2. A second issue can also be illustrated by variants of the Wright-Fisher model. As well as incorporating mutation and selection effects, one wants models which incorporate "spatial structure" of the population, and one can readily invent simple such models which represent a next level of "toy model"; then one could also add migration, and so on. This had led to many hundreds of papers, and monographs such as this. This is how academic theory proceeds, and as with the basic Wright-Fisher model it is interesting to learn what the possible real-world behaviors are by studying the behaviors of mathematical models. But there is the danger of implicitly coming to believe a kind of Platonic fallacy; that one can get closer to Reality by Pure Thought. This issue, in applied mathematics, parallels a sentence from a famous 1947 article by von Neumann, who was thinking of theorem-proof mathematics.

As a mathematical discipline travels far from its empirical source, or still more, if it is a second and third generation only indirectly inspired by ideas coming from "reality" … there is a grave danger that the subject will develop along the line of least resistance, that the stream, so far from its source, will separate into a multitude of insignificant branches, and that the discipline will become a disorganized mass of details and complexities.
In the (purportedly real-world) context of modeling of social networks as random graphs, this effect was satirized in Cosma Shalizi's famous Three-Toed Sloth blog (April 19, 2016) as
a field in which the realities of social life are first caricatured into an impoverished formalism of dots and lines, devoid even of visual interest and incapable of distinguishing the real process of making movies from a mere sketch of the nervous system of a worm, and then further and further abstracted into more and more recondite stochastic models.
Instead of moving outwards from known results, I prefer an opposite approach to research. Start by considering problems that are way outside what is currently understood, and then try to work inward by slowly simplifying -- call this the the external DLA approach.

An example of my own

Here is an example of a setting where one can devise and study a toy model, from this techical paper of mine.
Imagine you are the 100th person in line at an airport security checkpoint. As people reach the front of the line they are being processed steadily, at rate 1 per unit time. But you move less frequently, and when you do move, you typically move several units of distance, where 1 unit distance is the average distance between successive people standing in the line. This phenomenon is easy to understand qualitatively. When a person leaves the checkpoint, the next person moves up to the checkpoint, the next person moves up and stops behind the now-first person, and so on, but this ``wave" of motion often does not extend through the entire long line; instead, some person will move only a short distance, and the person behind will decide not to move at all. Intuitively, when you are around the \(k\)'th position in line, there must be some number \(a(k)\) representing both the average time between your moves and the average distance you move when you do move -- these are equal because you are moving forwards at average speed \(1\). In other words, the number \(W\) of people who move at a typical step has distribution \(\Pr(W \ge k) = 1/a(k)\). This immediately suggests the question of how fast \(a(k)\) grows with \(k\). In this paper we will present a stochastic model and prove that, in the model, \(a(k)\) grows as order \(k^{1/2}\). This is roughly consistent with our own (very limited) data.

Conclusion

It's good to think of the simplest possible model of any interesting real-world phenomenon and study its math properties.
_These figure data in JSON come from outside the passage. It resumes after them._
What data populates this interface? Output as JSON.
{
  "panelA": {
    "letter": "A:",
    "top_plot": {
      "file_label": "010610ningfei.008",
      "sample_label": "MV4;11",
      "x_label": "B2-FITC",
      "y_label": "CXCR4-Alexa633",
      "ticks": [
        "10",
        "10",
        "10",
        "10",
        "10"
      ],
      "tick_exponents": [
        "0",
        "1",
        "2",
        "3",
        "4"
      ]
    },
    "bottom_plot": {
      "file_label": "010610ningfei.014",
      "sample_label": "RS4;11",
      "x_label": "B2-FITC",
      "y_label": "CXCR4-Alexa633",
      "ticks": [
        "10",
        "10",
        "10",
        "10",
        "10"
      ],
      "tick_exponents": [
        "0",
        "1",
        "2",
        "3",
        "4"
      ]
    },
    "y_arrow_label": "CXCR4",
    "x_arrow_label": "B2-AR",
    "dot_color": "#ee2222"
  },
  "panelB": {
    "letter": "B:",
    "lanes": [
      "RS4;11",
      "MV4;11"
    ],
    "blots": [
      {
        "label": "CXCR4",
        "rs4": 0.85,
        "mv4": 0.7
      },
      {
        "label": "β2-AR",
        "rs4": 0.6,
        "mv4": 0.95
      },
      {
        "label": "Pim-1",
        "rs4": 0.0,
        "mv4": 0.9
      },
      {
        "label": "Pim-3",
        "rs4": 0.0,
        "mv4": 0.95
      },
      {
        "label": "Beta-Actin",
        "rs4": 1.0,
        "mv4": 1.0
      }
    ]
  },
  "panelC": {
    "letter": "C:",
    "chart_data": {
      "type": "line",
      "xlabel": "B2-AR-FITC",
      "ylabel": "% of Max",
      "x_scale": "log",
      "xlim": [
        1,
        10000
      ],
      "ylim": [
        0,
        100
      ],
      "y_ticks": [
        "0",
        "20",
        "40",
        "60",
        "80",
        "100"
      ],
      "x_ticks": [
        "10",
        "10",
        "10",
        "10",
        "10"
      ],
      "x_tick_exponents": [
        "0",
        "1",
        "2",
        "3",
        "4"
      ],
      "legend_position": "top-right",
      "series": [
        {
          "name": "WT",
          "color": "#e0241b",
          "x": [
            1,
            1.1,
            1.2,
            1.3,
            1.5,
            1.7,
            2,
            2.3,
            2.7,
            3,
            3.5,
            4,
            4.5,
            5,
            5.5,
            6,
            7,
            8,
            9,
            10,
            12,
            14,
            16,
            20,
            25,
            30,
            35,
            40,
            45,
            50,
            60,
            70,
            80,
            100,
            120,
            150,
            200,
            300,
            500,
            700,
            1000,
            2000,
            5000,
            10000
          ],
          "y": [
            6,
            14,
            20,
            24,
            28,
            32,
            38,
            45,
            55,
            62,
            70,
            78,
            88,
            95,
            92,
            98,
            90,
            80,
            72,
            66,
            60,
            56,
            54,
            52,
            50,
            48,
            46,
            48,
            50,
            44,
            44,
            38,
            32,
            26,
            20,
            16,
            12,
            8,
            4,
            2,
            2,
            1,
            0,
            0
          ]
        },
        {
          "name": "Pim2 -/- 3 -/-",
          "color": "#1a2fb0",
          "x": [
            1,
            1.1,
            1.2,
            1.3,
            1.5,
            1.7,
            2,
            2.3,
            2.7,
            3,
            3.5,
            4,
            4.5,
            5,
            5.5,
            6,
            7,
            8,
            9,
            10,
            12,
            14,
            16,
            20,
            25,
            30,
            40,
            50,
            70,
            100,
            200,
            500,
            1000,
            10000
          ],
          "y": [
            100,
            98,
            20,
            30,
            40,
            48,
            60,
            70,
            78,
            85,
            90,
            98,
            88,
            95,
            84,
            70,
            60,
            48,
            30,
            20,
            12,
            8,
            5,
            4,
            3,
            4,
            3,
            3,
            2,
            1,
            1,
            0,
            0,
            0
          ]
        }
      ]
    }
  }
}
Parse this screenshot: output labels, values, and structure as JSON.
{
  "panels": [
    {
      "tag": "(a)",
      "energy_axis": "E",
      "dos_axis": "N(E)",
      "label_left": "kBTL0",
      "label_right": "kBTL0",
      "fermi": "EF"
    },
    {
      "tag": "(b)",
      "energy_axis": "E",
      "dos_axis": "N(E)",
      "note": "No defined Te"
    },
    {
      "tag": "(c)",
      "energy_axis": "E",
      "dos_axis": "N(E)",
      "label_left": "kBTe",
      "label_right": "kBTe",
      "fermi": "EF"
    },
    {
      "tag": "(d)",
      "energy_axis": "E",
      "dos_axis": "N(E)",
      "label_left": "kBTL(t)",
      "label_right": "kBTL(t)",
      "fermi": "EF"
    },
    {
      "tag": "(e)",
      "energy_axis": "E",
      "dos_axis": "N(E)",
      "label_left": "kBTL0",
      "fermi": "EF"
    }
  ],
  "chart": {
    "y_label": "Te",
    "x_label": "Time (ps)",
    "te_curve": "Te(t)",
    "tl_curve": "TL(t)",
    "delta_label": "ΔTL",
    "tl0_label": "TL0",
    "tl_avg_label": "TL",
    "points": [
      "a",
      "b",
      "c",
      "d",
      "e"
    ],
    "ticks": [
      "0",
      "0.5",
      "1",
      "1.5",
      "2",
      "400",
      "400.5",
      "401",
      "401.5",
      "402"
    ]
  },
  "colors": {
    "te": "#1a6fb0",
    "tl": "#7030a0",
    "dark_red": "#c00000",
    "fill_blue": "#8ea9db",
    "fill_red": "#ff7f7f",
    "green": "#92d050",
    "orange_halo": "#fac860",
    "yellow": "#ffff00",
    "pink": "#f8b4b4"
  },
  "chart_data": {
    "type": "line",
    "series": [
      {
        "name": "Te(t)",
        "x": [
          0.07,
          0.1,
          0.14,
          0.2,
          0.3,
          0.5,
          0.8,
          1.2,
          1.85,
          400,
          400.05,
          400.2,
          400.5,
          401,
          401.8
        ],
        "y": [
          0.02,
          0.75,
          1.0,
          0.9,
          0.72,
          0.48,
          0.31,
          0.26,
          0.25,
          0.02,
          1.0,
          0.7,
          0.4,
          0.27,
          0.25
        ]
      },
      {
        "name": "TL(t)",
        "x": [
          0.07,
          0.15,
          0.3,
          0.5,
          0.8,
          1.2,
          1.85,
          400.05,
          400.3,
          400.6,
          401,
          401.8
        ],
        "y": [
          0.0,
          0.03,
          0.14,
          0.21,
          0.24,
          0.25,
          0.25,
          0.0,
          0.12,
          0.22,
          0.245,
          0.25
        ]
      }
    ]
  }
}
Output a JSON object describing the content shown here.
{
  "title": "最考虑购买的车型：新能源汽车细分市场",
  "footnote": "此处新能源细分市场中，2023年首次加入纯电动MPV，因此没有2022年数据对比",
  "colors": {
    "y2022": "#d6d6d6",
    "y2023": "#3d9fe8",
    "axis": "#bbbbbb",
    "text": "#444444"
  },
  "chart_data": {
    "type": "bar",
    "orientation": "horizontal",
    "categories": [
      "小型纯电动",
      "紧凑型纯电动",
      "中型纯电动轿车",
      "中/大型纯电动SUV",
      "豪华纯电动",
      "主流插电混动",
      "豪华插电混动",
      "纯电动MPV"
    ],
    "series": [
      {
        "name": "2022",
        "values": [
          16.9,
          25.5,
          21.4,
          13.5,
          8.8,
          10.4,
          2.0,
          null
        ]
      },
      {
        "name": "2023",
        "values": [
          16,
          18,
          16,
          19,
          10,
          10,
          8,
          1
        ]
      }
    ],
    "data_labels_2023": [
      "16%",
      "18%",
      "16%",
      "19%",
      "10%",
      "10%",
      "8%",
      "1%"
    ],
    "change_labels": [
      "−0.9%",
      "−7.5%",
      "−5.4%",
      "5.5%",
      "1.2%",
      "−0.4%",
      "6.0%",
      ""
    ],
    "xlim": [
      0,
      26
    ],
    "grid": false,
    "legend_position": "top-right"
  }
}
Even if this simplest model is known to be completely wrong, it's worth brief mention as contrast to the right model (cf. "paint mixing" above, or phlogiston). Of course toy models are mostly useful when truly realistic models are not known or are very complicated to analyze, and where one is seeking the modest goal of showing that some observed qualitative behavior is possibly explicable by some specified mechanism. But the temptation to over-claim that this constitutes as actual real-world explanation must be resisted.